December 2013 Bronze Problem 2: Cow Baseball

Result: 1/10 *xxxxxxxxx

N² log N time might be too slow.

baseball.cpp

#include <iostream>
#include <fstream>

#include <algorithm>
#include <vector>

#define loopi(x) loop_start(i,x,0)
#define loopj(x) loop_start(j,x,0)
#define loop_start(i, x,s) for(int i = (s); i < (x); ++i)
#define loop_rev(a,x,stop) for(int a = (x); a >= (stop); --a)

using namespace std;

int int_compare(const void *a, const void *b){
 return *(int *)a - *(int *)b;
}

int main() {
 ofstream fout ("baseball.out");
 ifstream fin ("baseball.in");
 // Read positions
 int N;
 fin >> N;
 int *positions = new int[N];
 loopi(N)
  fin >> positions[i];
 vector<int> p(positions, positions + N);
 // Sort positions
 sort(p.begin(), p.end());
 // Process the list
 int possibilities = 0;
 /*
 Find triples that match: a < b < c, (b-a) <= (c-b) <= 2(b-a)

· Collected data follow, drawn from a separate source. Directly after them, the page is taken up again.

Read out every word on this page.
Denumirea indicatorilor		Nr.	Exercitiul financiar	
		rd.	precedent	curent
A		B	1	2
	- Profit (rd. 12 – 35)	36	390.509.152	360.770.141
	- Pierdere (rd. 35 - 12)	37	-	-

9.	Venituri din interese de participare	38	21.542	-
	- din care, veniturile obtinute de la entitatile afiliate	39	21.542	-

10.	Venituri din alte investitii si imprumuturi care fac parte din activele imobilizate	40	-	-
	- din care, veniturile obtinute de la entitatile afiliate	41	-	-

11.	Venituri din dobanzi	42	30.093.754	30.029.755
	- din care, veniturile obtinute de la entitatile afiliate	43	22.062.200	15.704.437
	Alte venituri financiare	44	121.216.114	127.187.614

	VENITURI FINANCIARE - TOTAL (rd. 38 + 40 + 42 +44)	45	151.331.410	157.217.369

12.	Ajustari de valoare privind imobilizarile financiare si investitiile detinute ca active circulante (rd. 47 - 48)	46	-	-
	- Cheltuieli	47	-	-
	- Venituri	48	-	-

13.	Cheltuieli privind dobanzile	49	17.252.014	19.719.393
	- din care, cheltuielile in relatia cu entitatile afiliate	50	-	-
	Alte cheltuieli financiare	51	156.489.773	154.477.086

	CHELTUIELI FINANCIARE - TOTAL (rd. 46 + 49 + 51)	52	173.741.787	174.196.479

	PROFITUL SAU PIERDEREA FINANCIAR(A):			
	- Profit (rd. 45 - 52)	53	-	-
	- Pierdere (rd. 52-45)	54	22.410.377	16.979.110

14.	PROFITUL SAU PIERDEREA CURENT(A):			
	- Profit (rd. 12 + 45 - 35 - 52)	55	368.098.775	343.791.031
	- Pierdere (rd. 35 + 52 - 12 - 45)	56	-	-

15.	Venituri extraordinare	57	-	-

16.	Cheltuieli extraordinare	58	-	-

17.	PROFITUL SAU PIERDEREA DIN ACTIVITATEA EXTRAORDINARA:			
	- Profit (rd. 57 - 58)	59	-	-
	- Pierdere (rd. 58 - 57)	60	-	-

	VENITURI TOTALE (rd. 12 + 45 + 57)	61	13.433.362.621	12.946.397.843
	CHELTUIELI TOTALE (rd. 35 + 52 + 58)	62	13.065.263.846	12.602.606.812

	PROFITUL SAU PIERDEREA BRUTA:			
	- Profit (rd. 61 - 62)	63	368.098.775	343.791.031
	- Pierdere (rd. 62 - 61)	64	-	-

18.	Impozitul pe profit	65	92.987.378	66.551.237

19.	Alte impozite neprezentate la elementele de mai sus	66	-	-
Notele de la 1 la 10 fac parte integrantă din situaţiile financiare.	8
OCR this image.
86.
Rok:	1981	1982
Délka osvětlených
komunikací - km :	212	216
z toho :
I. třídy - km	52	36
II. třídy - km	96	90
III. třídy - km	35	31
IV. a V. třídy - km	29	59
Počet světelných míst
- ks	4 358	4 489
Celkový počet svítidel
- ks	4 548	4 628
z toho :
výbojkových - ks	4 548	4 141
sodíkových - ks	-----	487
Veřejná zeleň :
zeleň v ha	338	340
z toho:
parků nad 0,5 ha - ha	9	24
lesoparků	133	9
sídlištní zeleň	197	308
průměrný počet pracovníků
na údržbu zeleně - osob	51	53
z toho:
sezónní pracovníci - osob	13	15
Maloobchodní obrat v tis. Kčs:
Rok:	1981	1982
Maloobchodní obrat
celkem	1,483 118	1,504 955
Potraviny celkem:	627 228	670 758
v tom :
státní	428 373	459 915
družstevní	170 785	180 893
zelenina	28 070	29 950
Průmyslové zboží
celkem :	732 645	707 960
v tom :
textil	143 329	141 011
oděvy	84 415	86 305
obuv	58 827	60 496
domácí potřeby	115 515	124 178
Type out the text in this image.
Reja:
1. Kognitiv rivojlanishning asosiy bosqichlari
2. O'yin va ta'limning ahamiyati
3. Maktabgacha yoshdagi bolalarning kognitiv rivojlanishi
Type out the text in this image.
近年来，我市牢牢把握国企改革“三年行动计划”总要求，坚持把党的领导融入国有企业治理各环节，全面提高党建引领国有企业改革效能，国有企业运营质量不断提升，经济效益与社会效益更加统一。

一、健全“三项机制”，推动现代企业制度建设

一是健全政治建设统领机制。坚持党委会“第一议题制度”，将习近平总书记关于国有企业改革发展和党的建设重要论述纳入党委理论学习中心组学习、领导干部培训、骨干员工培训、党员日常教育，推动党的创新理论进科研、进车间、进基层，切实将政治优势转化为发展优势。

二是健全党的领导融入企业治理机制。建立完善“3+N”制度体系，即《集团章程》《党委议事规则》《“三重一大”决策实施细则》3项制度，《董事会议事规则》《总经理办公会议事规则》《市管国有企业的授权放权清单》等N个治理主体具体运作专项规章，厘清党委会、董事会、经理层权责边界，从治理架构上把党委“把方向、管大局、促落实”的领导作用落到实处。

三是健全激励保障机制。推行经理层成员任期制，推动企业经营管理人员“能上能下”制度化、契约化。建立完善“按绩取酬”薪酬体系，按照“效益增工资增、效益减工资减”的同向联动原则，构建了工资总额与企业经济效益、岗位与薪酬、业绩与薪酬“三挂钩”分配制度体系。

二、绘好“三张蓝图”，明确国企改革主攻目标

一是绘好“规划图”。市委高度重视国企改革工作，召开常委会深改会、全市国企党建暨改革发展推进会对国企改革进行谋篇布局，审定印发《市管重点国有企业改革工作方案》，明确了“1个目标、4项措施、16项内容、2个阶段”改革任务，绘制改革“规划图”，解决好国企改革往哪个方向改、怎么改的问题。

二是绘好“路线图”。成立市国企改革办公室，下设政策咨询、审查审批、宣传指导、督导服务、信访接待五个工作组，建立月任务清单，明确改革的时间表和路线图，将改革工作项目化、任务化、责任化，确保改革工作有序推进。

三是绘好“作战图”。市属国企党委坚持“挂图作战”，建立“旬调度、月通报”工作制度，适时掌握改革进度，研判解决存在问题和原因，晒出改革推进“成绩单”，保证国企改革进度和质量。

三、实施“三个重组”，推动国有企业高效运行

 (b-a) <= (c-b): b - a <= c - b : 2b <= a + c
 a >= 2b - c
 b <= (a + c) / 2: b - a <= (c - a) / 2
 c >= 2b - a
 (c-b) <= 2(b-a): c - b <= 2b - 2a: c + 2a <= 3b
 a <= (3b-c)/2
 b >= (2a+c)/3: b - a >= (c - a) / 2
 c <= 3b - 2a

 a  b  c  a  b     c
 |--|--|  OR |--|-----|
 b - a must be within 1/3 and 1/2 of c - a
 */
 loop_start(a, N - 2, 0){
  loop_start(c, N, a + 2){
   int min_index = lower_bound(p.begin(), p.end(), (2 * p[a] + p[c] + 2)/3) - p.begin(); // round up
   if(min_index <= a) continue;
   int max_index = upper_bound(p.begin(), p.end(), (p[a] + p[c]) / 2) - p.begin();
   if(max_index >= c) continue;
   possibilities += max_index - min_index + 1;
  }
 }
 fout << possibilities << endl;
 delete[] positions;
 return 0;
}